Victoria Winckler looks at the effect of the latest Welsh lockdown on workers.
The two-week lockdown, due to begin on Friday, is another hammer-blow to already hard-hit workers. Earlier this year we estimated that around 211,000 people worked in sectors forced to close in March. Back then, workers could be furloughed by their employer and receive at least 80% of their pay – and workers in the closed-down sectors were furloughed in their thousands. In the accommodation and food industry and in arts and culture, more than three-quarters of employees had been furloughed by July.
But now, all this has changed.
A worker in a business closed down from Friday 23rd October gets a much worse deal. The good news is that if they have been furloughed before, they can be put back onto the Job Retention Scheme and receive 80% of their pay as they did last time. The bad news is that their employer will only get UK Government help with 60% of an employee’s wages and has to find the other 20% of pay plus NI and any pension contribution.
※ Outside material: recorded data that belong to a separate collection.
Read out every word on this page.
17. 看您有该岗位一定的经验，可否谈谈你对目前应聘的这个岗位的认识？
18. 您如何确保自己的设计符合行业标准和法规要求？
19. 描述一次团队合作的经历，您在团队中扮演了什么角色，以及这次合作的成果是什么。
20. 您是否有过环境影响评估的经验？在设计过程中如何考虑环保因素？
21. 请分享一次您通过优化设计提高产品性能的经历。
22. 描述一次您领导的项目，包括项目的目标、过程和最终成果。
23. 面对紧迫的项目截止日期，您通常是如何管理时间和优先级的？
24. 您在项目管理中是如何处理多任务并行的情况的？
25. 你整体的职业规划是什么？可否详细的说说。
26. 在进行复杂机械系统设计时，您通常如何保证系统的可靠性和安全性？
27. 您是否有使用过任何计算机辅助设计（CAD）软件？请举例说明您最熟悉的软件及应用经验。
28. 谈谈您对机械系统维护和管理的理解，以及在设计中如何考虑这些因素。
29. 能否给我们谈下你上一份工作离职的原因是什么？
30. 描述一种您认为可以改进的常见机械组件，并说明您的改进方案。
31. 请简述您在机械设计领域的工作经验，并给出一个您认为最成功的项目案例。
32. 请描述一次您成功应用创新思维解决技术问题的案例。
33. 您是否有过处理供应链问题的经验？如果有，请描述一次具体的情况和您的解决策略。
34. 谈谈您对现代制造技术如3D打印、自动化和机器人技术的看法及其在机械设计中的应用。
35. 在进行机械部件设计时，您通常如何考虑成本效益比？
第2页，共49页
Many employers will struggle to find that contribution when they’re unable to operate.
On top of this, the employee can only be on the furlough scheme until it ends on 31st October. And if they were not previously furloughed, for example if they were recruited in July or August as businesses re-opened, then they get nothing.
From 1st November, the furlough scheme – or Job Retention Scheme – is replaced by the Job Support Scheme. In lockdown areas, the scheme pays employers two-thirds of an employee’s wages leaving the employer to contribute NI and pension contributions. From the employer’s point of view this is a much better deal than the furlough scheme – they don’t have to contribute to wages. But for the employee it is a different story. Now, the worker gets only 67% of their previous pay.
This is an unmanageable pay cut.
People working in some closed-down sectors are already low paid. Half of all full-time workers in accommodation and food or in retail earn less than £20,000 a year, or around £375 a week. A reduction to 67% of earnings means the typical full-time worker in these industries loses £125 a week. For part-timers, earnings are lower still and the effects of moving to the Job Support Scheme are no less harsh. And that assumes that their employer is willing to claim under the scheme.
A cut like this, on top of already low pay, isn’t about stopping the lattes or shopping in Lidl. A cut of this size made on already modest pay, eats in to rent, food bills, heating and credit repayments.
Two weeks is a long time
This lockdown is ‘only’ for two and half weeks. But many people in low paid jobs already struggle to get by – they do not have savings in the bank or even a full fridge. We can expect an increase in arrears and in demand for emergency help e.g. from food banks.